Miami Heat head coach Erik Spoelstra instructs his team in the first quarter of an NBA basketball game against the Boston Celtics, Friday, Dec. 30, 2016, in Boston. (AP Photo/Elise Amendola)

The Heat are shorthanded, but not shorthanded enough apparently.

Even though three players on the current 15-man roster could miss the rest of the season, Miami is not eligible to add an additional player as reinforcement.

Justise Winslow will undergo shoulder surgery Thursday to repair a torn labrum in his right (non-shooting) shoulder, Josh McRoberts is out indefinitely with a stress fracture in his left foot, and Chris Bosh has been away from the team since failing his preseason physical.
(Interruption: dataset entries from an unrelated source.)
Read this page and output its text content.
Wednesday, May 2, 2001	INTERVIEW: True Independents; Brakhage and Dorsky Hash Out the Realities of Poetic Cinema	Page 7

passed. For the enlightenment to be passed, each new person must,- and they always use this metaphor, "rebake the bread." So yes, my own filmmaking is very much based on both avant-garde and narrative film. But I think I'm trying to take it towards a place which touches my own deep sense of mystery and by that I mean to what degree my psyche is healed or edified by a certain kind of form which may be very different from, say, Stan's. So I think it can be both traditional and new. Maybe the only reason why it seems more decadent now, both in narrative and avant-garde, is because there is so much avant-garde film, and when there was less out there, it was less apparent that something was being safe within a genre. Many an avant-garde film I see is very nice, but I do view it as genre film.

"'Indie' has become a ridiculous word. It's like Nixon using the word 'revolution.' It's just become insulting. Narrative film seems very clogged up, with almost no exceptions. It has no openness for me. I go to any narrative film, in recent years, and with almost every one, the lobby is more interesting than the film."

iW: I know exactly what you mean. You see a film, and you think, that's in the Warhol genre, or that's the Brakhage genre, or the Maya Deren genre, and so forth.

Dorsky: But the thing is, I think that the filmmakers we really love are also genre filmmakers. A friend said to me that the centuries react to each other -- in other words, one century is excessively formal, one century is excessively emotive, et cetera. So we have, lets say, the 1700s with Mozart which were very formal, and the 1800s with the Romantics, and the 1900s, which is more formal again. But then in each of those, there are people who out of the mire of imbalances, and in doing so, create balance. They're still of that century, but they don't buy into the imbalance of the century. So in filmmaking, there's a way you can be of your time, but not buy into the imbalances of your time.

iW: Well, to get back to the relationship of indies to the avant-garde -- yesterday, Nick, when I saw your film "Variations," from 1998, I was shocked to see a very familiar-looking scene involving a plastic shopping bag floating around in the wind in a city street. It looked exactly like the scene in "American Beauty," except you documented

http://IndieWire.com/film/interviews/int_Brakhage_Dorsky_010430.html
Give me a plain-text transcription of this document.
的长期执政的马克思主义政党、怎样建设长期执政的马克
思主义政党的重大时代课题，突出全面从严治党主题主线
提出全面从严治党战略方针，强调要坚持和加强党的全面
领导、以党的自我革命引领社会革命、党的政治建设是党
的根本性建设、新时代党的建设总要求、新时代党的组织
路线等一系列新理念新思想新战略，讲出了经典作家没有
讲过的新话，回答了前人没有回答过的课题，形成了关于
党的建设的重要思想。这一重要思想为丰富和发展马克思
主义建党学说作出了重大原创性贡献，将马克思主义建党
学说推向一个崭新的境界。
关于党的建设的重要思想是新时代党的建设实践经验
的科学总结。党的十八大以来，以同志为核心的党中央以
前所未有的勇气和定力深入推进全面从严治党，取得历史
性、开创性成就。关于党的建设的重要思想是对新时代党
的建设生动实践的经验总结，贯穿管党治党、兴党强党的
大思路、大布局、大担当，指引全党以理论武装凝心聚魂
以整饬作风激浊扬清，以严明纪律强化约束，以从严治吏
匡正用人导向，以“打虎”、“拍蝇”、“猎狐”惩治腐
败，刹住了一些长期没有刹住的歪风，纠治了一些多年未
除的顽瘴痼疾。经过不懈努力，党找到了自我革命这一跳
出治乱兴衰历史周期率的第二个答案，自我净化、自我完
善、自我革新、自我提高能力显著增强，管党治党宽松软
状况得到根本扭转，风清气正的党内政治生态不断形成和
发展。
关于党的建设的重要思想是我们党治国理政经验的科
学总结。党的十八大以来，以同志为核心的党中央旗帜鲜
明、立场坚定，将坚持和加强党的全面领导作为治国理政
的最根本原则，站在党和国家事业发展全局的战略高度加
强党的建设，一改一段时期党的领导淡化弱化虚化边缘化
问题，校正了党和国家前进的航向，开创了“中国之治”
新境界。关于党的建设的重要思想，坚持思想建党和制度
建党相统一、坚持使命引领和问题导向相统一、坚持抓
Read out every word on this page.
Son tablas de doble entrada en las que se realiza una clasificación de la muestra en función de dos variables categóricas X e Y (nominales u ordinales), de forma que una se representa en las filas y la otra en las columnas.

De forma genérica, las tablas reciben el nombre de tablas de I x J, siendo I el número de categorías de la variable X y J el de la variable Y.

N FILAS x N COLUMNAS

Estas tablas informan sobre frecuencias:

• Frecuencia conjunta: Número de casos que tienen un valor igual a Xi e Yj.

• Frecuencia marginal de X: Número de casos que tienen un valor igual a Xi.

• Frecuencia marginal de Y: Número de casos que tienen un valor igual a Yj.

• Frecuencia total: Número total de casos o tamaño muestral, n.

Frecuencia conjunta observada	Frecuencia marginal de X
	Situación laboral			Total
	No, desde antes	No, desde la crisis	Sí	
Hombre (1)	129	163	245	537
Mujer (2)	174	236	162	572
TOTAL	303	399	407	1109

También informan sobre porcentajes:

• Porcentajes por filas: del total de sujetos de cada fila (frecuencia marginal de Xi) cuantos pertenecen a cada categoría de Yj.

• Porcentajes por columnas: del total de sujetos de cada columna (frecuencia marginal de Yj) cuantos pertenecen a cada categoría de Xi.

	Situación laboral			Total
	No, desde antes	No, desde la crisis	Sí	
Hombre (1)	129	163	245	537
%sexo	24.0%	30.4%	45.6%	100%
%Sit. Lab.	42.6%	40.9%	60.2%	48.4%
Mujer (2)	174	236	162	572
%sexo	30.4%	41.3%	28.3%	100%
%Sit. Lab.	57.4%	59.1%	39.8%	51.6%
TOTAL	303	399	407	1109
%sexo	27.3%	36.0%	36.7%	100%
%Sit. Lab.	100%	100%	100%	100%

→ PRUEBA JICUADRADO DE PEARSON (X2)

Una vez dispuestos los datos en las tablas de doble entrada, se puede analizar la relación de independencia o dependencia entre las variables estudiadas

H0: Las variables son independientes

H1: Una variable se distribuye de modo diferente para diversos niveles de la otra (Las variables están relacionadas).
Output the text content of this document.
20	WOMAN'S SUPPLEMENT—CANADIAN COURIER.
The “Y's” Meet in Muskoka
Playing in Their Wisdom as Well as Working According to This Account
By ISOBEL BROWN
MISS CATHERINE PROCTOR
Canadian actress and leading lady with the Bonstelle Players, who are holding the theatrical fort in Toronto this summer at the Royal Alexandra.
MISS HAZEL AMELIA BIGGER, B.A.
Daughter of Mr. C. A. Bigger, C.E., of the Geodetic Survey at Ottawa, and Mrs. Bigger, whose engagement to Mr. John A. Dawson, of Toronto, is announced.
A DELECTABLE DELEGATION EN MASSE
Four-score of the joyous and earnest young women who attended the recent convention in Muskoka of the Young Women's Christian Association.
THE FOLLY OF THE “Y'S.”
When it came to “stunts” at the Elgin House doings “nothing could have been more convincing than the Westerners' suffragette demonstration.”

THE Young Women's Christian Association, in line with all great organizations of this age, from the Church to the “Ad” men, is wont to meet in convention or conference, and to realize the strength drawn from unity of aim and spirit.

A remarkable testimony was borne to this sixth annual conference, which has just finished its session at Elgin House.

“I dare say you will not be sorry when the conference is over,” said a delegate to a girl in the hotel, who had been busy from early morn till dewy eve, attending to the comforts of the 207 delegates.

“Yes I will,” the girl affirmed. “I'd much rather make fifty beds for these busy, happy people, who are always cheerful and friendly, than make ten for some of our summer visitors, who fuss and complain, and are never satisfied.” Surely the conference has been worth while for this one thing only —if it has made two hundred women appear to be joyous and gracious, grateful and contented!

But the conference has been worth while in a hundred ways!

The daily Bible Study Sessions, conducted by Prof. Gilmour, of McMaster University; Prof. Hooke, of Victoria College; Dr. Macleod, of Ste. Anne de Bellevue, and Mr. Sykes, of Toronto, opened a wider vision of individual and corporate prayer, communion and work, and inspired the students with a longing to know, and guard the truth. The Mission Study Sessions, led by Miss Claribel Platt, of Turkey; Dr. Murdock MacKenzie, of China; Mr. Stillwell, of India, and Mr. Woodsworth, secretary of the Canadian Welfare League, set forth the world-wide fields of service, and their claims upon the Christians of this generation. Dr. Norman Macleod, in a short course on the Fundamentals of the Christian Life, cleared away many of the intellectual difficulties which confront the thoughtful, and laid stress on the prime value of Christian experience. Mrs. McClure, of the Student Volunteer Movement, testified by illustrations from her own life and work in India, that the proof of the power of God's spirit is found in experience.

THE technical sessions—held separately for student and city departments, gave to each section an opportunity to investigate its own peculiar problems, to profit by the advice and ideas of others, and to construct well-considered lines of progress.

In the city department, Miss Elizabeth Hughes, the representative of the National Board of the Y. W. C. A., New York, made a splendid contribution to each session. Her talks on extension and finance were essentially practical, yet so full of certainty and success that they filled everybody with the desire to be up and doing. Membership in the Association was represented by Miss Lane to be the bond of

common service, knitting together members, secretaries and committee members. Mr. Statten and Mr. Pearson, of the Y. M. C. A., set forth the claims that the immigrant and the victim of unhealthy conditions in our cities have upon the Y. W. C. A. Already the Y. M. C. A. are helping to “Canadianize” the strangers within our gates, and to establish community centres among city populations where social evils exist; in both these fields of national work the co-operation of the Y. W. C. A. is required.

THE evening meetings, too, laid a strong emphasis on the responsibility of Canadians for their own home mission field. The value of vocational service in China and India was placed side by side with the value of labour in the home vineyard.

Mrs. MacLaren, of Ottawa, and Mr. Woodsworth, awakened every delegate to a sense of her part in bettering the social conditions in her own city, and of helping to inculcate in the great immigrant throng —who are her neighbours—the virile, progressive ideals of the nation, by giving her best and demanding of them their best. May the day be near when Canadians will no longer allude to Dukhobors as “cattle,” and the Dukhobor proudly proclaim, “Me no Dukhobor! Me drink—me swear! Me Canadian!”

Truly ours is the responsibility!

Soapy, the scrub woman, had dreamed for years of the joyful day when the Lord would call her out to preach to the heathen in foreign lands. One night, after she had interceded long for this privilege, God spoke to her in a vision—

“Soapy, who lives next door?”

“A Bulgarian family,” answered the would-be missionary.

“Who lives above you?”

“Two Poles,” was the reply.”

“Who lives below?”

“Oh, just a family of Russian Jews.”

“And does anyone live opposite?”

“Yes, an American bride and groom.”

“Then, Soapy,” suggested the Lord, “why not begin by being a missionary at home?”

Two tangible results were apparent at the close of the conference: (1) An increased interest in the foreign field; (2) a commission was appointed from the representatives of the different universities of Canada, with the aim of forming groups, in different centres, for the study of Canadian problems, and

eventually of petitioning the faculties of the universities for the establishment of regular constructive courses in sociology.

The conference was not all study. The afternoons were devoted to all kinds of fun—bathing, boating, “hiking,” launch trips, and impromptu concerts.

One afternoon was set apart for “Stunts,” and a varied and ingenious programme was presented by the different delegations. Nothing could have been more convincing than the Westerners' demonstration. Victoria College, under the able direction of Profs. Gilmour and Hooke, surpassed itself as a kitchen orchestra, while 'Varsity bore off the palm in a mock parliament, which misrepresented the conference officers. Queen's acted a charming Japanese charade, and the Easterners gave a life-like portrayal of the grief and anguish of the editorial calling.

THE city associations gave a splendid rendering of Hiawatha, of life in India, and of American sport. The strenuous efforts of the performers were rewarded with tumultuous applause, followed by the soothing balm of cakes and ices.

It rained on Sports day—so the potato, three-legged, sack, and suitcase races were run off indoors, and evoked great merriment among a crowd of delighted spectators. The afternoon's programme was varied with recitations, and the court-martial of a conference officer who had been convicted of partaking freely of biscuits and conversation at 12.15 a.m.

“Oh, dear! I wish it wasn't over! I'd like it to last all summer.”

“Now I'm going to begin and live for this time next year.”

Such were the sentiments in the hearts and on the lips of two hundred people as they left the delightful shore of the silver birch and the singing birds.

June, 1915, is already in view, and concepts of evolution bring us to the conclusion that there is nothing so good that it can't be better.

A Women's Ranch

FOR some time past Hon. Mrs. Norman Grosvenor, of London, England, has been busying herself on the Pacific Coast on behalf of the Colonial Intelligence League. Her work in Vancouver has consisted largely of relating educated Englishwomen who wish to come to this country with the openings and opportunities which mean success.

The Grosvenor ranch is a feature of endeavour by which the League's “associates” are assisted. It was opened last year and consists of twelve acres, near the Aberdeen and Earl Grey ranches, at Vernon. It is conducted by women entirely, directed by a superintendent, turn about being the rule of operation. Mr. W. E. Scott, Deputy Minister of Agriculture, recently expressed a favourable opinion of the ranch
But in order for Miami to add a 16th player to the roster under the NBA’s hardship rule, an NBA doctor would have to confirm that four total players would miss an additional two weeks after sitting out at least three consecutive games. The prolonged absence of Winslow, McRoberts and Bosh isn’t enough, as the Heat would need one more player to miss an extended amount of time to qualify for the additional roster spot.

Heat center Hassan Whiteside has missed the past three games with a right retinal contusion, but he’s been cleared to rejoin the team this weekend in the middle of its six-game road trip. With Whiteside not expected to miss an additional two weeks, he does not count toward the four-player total needed to qualify for the hardship rule.

Injuries have hurt Miami since the start of the season. 14 Heat players (including Chris Bosh) have combined to miss 151 games due to injuries over the first 37 games of the season.

Injuries have forced Miami to use 15 different starting lineups this season. The Heat began the road trip with just eight healthy players available in Tuesday’s loss to the Suns, but played with 11 healthy bodies in Wednesday’s win over the Kings with the return of Dion Waiters, James Johnson and Tyler Johnson.

Starting Thursday, NBA teams can sign players to 10-day contracts. Teams can sign a player to two 10-day contracts before they have to sign that player for the remainder of the season or release him.

With Sioux Falls Skyforce point guard Briante Weber ranked as the top NBA prospect in the D-League’s “Prospect Watch” Top 25 rankings, there is a chance another NBA team will steal him from the Heat’s D-League affiliate.

Weber, who auditioned for the Heat’s final roster spot in the preseason, is averaging 13.6 points, 8.1 rebounds, 6.9 assists and 2.9 steals in Sioux Falls this season. Although Weber is a member of the Heat’s D-League affiliate, he can currently be signed by any NBA team.

With Miami’s roster maxed out at 15 players, the Heat don’t have space to add Weber and keep NBA teams from signing him away.

As Albert Nahmad from the Heat Hoops blog noted, the Heat could apply for a disabled player exception for Winslow. If an NBA-designated physician determines that Winslow is “substantially more likely than not” to be unable to play through June 15, the Heat would receive a $1.3 million disabled player exception — 50 percent of Winslow’s salary this season.

Miami could also apply for a $2.9 million disabled player exception for McRoberts. But with the possibility of McRoberts returning this season not being ruled out, it’s probably less likely that a physician would determine that he’s unable to play through June 15.

The deadline to apply for a disabled player exception is Jan. 15. With the Heat not eligible to add an additional roster spot under the hardship rule, they would have to open up a roster spot to use the exception.